Celebrate Cinco de Mayo with a festive fiesta

Spice up your Cinco de Mayo with Fiery Fiesta Empanadas.
Courtesy of Family Features
Spice up your Cinco de Mayo with Fiery Fiesta Empanadas.
Posted May 01, 2012, at 5:34 p.m.

For Mexican food lovers everywhere, Cinco de Mayo provides the perfect excuse to host a fiesta. This year, try spicing up your party menu with Mexican-inspired bold flavors and fresh ingredients using these tips and a recipe. With a little planning and some key fresh ingredients, you can host a fiesta everyone will enjoy.

Cinco de Mayo menu planning

Here are a few authentic dips and dishes to liven any party spread:

• Green, Green Guacamole: This flavorful dip embodies the festive flavors of the holiday. To make fresh guacamole, add green onions, cilantro and Tabasco green jalapeno pepper sauce to ripe, mashed avocados.

• Mexican Caviar: Not your average salsa dip, this hearty and zesty recipe combines black beans, corn, avocado, tomatoes and cilantro for a muy bueno party starter that is sure to please.

• Spicy Taquitos: Packed with genuine flavor, these savory appetizers can be served all year long. A satisfying blend of chicken, red beans and shredded cheese is rolled into buttery phyllo dough and baked until golden and crispy.

To add more authentic flavor to your table, be sure to serve Fiery Fiesta Empanadas. With a soft cornmeal crust, ground beef, cheese and olive filling, this dish boasts bold notes of cumin, garlic and mild Tabasco green jalapeno pepper sauce, making these empanadas a sure-fire way to spice up your menu.
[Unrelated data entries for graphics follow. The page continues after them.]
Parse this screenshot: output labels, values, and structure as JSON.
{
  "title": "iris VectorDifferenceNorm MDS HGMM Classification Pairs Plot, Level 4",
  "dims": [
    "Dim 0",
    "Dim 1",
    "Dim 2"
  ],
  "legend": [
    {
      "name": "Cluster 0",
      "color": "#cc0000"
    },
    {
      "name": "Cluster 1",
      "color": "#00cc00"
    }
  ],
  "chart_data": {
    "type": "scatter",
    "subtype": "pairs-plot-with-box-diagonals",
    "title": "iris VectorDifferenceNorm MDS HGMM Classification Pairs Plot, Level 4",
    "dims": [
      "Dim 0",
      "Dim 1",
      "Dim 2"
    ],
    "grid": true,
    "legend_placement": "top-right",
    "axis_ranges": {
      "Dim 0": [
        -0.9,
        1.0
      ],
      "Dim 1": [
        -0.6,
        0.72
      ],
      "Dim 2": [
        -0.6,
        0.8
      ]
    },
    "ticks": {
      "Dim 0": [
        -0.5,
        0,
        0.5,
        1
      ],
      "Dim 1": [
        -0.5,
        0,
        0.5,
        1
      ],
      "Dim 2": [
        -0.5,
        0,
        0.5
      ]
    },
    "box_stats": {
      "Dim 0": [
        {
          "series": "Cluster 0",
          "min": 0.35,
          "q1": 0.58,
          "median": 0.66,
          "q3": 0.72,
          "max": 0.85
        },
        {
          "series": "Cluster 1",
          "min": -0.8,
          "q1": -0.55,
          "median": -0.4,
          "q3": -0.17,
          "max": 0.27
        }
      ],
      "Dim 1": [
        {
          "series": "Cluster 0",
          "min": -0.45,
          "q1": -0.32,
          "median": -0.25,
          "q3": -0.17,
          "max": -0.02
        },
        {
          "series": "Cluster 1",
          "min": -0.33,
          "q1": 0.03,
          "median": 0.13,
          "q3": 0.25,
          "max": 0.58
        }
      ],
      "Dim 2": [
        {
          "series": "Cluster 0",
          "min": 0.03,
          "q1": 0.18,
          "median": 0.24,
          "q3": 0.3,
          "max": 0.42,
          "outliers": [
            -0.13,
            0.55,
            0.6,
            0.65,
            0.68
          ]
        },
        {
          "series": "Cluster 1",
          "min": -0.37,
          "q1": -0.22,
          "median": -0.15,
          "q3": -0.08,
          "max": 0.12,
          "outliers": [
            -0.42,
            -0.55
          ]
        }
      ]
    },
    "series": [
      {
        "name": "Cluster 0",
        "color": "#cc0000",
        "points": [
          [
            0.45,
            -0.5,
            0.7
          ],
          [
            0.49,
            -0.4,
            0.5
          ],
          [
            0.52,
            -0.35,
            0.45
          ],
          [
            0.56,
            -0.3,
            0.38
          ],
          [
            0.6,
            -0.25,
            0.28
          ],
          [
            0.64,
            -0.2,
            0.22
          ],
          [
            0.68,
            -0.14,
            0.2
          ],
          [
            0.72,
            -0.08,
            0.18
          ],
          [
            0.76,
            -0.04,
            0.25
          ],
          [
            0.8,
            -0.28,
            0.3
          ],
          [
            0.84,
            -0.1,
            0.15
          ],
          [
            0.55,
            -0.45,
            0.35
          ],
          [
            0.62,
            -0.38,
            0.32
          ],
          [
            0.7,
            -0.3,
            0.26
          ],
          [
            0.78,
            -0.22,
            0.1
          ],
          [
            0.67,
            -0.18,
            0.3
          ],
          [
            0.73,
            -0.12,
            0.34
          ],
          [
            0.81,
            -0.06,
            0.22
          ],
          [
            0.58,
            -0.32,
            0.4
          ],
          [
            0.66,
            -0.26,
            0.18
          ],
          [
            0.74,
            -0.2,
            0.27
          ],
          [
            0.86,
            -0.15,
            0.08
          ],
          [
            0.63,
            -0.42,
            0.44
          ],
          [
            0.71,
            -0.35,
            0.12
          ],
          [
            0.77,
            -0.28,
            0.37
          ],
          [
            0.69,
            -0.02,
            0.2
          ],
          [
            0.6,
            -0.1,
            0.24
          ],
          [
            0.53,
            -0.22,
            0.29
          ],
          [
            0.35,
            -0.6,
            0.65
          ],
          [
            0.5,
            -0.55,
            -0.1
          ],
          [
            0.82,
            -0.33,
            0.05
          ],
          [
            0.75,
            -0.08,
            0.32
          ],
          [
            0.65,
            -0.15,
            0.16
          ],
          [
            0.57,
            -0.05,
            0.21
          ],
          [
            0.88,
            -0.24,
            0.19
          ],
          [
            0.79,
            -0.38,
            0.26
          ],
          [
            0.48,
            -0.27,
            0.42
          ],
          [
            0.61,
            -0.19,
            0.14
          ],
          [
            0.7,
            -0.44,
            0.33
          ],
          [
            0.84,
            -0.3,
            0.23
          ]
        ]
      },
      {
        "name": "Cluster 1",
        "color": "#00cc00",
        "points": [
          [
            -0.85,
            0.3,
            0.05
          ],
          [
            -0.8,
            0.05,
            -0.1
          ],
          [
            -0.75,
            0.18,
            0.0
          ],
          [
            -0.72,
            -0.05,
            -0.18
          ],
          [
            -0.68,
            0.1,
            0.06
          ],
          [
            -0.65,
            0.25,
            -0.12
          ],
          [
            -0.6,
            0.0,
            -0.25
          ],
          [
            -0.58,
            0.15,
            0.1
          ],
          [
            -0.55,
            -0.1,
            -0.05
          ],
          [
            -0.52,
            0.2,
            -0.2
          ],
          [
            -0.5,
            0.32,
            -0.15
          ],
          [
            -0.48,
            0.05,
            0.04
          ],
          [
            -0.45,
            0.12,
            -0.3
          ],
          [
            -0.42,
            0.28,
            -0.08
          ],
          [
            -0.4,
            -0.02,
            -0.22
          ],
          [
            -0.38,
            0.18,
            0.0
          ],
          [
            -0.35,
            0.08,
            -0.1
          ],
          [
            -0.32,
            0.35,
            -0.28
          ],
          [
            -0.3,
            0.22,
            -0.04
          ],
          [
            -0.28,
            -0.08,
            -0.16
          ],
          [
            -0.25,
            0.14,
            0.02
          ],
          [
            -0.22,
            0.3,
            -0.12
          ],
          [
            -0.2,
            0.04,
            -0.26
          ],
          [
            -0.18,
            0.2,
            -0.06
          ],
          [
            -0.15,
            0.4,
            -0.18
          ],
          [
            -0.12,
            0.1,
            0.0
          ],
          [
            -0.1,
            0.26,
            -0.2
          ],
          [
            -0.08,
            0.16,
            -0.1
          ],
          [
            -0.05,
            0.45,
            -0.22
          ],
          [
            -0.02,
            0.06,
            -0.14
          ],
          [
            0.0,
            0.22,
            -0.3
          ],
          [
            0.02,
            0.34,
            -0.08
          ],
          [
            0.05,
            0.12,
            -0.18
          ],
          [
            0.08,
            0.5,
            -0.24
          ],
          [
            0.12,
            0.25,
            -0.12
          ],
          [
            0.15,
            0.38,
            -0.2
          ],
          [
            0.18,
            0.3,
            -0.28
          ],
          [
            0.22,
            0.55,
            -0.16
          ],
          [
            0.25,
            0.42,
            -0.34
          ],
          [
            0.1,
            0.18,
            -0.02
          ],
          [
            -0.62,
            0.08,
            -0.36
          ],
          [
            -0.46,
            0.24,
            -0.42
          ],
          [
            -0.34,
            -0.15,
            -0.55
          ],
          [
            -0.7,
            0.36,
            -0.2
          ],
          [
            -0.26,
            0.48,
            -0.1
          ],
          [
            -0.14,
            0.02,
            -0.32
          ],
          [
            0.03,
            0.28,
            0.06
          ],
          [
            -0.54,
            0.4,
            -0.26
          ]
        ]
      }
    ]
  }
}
For more sizzling, south-of-the-border recipes, visit tabasco.com.

Fiery Fiesta Empanadas

Makes 4 empanadas

For crust:

2 cups all-purpose flour

1 cup yellow cornmeal

½ teaspoon salt

1 cup (2 sticks) butter or margarine, cut into 1-inch pieces

6 tablespoons water

For filling:

1 pound ground beef

1 clove garlic, crushed

3 scallions, chopped

¼ cup taco sauce

¼ cup pitted ripe olives, chopped

4 teaspoons Tabasco green jalapeno pepper sauce, divided

½ teaspoon dried oregano leaves

½ teaspoon ground cumin

½ teaspoon salt

1 cup shredded Cheddar or Monterey Jack cheese

1 large egg, beaten

Combine flour, cornmeal and salt in medium bowl. Cut in butter until mixture is crumbly. Sprinkle in water, 1 tablespoon at a time, until dough sticks together. On lightly floured surface with lightly floured rolling pin, roll out half of dough until ¼-inch thick. Cut dough into two 7-inch rounds. Repeat with remaining dough and scraps. Cover; set aside. Cook ground beef and garlic in 12-inch skillet over medium-high heat until beef is browned on all sides, stirring occasionally to break up beef. Stir in scallions, taco sauce, olives, 3 teaspoons green jalapeno pepper sauce, oregano, cumin and salt until well blended. Stir in cheese. Preheat oven to 375 degrees. Grease large cookie sheet. Spoon about ½ cup filling on ½ of each round, leaving a ½-inch border. Stir together egg and remaining teaspoon green jalapeno pepper sauce. Brush border with egg mixture. Fold dough over filling, pressing out air. Crimp edges with fork or fingers to seal. Place on baking sheet. Bake 25 minutes or until golden.